A little bit like Ben, a little bit like Teach, but better looking than both of them.
I absolutely refuse to take his hand. So I stand, without any assistance, and brush sand off my thighs. Robb Maynard, my sworn enemy, watches silently.
Behind him, there’s a sudden shout, and a clamor. Down the beach, Teach’s beard is burning—quite literally on fire—from where he leaned too close to the flames.
Everyone is scrambling, but it’s Prudence who grabs a bucket and douses him with water. His long hair and beard is dripping, sopping wet and looking drowned.
There’s a thunderclap of silence. Someone coughs. One after another, the crew begins laughing, until everyone is helpless. Samson, Holly, Prudence. Xandretta grins, row after row of black pointed teeth showing.
Even Mercy puts her hand over her mouth, her slim shoulders shaking.
“You’re all assholes,” Teach declares loudly. “No sympathy at all.”
“T’would have been a good story,” someone guffaws. “The demise of the great Edward Teach!”
“How about I kill you for laughing?” he grumbles, stomping over to a log, his beard still smoking.

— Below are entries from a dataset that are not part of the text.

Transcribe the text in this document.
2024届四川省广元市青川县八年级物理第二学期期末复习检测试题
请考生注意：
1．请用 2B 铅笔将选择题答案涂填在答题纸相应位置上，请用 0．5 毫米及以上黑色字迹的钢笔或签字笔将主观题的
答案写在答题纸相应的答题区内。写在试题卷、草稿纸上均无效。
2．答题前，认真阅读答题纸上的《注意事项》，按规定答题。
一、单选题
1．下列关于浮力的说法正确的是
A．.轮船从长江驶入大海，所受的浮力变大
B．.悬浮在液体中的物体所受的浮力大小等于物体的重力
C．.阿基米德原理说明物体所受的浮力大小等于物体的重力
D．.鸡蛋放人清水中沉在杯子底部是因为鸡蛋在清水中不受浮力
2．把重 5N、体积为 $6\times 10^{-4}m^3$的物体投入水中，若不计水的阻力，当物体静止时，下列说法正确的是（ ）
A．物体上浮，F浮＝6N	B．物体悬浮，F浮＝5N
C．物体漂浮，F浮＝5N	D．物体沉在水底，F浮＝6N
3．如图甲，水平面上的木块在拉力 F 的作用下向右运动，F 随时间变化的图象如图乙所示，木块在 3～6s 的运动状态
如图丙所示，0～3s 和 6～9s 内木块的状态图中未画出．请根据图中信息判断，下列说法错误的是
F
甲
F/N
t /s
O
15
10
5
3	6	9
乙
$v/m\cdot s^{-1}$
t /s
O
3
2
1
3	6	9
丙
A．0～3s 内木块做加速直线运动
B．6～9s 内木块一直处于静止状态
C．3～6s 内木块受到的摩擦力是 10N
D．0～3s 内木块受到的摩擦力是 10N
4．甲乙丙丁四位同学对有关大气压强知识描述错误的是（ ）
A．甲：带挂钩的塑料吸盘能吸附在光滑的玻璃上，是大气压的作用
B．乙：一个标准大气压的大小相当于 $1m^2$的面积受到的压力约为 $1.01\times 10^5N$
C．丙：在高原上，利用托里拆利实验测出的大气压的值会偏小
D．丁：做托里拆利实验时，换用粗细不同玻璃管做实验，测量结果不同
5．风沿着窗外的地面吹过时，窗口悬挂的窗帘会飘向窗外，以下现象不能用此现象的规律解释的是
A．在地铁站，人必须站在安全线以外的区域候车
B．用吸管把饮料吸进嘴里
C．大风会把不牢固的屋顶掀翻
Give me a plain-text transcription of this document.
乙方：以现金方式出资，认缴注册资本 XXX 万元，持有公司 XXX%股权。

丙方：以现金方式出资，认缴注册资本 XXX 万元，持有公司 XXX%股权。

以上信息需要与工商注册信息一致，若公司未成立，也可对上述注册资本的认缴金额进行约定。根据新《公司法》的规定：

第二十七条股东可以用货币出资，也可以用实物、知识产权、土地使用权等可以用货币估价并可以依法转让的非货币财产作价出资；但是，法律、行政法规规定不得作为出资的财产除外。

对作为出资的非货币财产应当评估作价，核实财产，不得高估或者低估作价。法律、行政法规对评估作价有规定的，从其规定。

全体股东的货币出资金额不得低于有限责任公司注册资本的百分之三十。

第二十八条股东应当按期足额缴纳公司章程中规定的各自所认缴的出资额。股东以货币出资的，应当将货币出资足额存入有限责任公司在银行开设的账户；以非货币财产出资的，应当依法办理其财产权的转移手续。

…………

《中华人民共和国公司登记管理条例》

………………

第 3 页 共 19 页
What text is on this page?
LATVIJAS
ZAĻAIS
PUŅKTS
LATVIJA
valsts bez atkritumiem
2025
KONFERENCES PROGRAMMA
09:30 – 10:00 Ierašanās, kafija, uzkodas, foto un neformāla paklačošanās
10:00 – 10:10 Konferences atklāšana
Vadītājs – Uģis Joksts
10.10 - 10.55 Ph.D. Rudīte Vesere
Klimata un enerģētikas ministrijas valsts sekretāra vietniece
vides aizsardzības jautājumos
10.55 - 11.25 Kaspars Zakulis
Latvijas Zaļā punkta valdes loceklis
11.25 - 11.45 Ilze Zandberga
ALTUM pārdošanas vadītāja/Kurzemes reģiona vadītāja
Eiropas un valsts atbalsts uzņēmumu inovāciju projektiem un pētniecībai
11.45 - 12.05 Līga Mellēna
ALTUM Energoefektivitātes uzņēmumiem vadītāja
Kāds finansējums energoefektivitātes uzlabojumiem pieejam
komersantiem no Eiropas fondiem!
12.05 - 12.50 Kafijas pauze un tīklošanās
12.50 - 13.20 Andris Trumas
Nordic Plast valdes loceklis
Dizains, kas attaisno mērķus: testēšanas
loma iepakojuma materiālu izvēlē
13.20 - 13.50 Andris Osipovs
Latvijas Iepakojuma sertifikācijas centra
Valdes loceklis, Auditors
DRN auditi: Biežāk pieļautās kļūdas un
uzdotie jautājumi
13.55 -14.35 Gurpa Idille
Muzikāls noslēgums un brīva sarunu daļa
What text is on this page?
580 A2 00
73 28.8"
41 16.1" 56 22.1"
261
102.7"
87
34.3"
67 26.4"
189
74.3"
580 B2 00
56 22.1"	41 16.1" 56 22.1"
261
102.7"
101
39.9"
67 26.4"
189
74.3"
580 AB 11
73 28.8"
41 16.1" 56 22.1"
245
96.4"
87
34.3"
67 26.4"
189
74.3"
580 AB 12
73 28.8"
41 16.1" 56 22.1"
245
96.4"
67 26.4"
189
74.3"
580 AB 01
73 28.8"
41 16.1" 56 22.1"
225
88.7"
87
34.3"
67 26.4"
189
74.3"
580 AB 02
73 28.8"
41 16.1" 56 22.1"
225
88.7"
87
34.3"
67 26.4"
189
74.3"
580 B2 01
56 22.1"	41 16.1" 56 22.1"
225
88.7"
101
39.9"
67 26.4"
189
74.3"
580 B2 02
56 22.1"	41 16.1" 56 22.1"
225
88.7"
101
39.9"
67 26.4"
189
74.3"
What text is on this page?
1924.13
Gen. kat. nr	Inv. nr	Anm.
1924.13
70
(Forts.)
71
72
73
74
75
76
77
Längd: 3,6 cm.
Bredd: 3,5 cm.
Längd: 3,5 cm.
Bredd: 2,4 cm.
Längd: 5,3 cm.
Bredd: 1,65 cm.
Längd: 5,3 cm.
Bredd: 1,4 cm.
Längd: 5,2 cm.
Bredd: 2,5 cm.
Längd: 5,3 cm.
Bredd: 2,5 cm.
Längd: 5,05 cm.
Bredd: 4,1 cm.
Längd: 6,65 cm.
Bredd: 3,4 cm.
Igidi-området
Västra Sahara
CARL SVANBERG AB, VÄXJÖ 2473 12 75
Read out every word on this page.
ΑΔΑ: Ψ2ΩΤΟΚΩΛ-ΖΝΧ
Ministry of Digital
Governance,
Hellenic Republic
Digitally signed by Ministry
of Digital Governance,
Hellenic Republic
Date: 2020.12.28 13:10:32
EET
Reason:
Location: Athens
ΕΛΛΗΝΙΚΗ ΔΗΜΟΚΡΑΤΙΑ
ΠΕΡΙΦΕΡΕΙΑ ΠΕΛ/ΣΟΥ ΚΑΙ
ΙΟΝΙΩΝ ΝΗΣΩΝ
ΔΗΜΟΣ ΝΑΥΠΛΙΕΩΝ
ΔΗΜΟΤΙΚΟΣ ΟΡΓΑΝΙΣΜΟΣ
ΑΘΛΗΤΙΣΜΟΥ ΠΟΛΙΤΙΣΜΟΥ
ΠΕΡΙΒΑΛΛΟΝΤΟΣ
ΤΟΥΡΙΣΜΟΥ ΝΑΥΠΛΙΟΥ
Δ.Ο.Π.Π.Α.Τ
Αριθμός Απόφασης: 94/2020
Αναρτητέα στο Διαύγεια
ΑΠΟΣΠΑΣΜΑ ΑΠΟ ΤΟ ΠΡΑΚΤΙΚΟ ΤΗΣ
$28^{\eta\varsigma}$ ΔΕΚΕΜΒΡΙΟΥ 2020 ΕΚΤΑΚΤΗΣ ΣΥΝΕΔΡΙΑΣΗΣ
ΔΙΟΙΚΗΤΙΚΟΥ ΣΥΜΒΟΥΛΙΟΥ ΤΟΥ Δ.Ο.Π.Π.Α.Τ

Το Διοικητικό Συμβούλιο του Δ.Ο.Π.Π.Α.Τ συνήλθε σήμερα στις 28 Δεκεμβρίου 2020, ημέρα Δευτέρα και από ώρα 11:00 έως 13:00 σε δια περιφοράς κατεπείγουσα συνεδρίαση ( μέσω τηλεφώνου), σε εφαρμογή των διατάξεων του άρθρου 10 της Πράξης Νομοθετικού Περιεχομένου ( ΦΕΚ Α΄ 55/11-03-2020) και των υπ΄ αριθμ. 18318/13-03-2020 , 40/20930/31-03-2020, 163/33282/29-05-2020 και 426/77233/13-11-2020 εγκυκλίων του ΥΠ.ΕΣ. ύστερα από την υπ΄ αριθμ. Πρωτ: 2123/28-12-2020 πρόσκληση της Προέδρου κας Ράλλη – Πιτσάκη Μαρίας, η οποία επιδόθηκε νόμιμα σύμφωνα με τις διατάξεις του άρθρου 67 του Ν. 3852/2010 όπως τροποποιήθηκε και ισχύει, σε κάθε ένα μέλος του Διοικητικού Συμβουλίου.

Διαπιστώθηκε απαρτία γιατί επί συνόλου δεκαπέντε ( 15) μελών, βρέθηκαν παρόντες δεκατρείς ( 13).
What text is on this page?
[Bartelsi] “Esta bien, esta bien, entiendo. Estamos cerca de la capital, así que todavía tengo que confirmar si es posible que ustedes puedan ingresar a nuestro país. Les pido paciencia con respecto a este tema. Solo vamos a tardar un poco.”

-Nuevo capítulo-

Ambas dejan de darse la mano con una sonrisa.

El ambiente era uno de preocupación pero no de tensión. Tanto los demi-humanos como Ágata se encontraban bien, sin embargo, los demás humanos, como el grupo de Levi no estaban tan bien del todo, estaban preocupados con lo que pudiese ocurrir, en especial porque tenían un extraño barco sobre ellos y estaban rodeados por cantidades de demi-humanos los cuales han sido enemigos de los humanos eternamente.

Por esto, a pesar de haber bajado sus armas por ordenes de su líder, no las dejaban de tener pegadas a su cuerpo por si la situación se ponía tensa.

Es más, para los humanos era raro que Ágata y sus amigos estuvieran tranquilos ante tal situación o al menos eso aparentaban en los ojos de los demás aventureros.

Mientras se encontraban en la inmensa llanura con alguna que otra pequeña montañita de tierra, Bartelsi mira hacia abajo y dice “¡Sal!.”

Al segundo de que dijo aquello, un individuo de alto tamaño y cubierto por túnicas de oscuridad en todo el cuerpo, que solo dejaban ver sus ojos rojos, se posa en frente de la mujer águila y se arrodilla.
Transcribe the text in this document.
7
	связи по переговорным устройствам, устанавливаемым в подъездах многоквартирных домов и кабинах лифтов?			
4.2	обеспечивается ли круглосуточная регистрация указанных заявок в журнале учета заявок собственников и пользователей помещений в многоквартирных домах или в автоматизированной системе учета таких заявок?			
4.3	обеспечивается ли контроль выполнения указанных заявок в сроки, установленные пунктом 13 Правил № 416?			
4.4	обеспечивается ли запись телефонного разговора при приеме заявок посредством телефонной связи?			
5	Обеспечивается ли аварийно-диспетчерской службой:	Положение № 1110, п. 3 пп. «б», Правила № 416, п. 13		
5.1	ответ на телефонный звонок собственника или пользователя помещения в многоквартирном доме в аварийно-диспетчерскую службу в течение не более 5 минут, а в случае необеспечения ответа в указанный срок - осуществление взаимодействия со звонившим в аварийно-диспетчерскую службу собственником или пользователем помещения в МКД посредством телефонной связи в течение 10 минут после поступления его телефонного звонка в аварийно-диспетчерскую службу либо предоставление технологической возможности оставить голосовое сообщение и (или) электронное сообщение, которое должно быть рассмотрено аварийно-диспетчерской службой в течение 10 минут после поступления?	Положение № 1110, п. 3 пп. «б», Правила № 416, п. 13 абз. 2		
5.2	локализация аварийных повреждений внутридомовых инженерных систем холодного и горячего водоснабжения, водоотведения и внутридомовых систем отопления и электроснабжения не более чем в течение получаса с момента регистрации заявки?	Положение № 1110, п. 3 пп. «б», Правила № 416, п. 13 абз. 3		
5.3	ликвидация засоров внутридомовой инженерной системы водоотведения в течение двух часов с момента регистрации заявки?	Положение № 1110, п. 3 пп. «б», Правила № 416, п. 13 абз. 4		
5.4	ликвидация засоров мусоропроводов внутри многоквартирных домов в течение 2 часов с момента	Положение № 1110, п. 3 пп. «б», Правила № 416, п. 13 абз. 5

“Dead men tell no tales?” Holly takes a swig of rum, and gives him a peck on the cheek.
I bite my lip to keep from smiling.
“Oh look. Here.” Robb bends down, and plucks something from the sand. When he opens his fist, there’s a small black triangle in his palm. A shark tooth so small, it could have only belonged to a baby.
I blink. “I don’t know how you even saw that.”
“You have it. I have an entire jar already.” He holds it out to me.
Feeling strangely touched, I take it, careful not to touch his skin.
“Shall we go back?” He acts as if he didn’t just proposition me, as if I didn’t humiliate myself thoroughly.
My body is still humming—nerves taut, lips tingling, his voice echoing in the hollow of my spine.
I shake my head, not to answer him, but to clear it.
For some reason, I find myself wondering if I could trust Robb, even though that is undoubtedly one of the worst ideas I’ve ever had.
Once I have my mouth on you. His words echo in my head.
That can never happen, not ever. And not just because he’s William’s man, but because my crew would never forgive me if it did.
We’re a team; we’ve all been through hell.
No one knows my agony better than they do.
Or knows their agony better than I. We’ve made a pact.
We won’t trust again; we won’t love again.
Not until we’ve gotten our revenge. I open my mouth to tell Robb no, never,
And that’s when I see her.
Prudence stands at the edge of the fire, silhouetted by the bonfire’s glow, a tin mug in one hand. She sips her rum, slow and deliberate. Watching the two of us.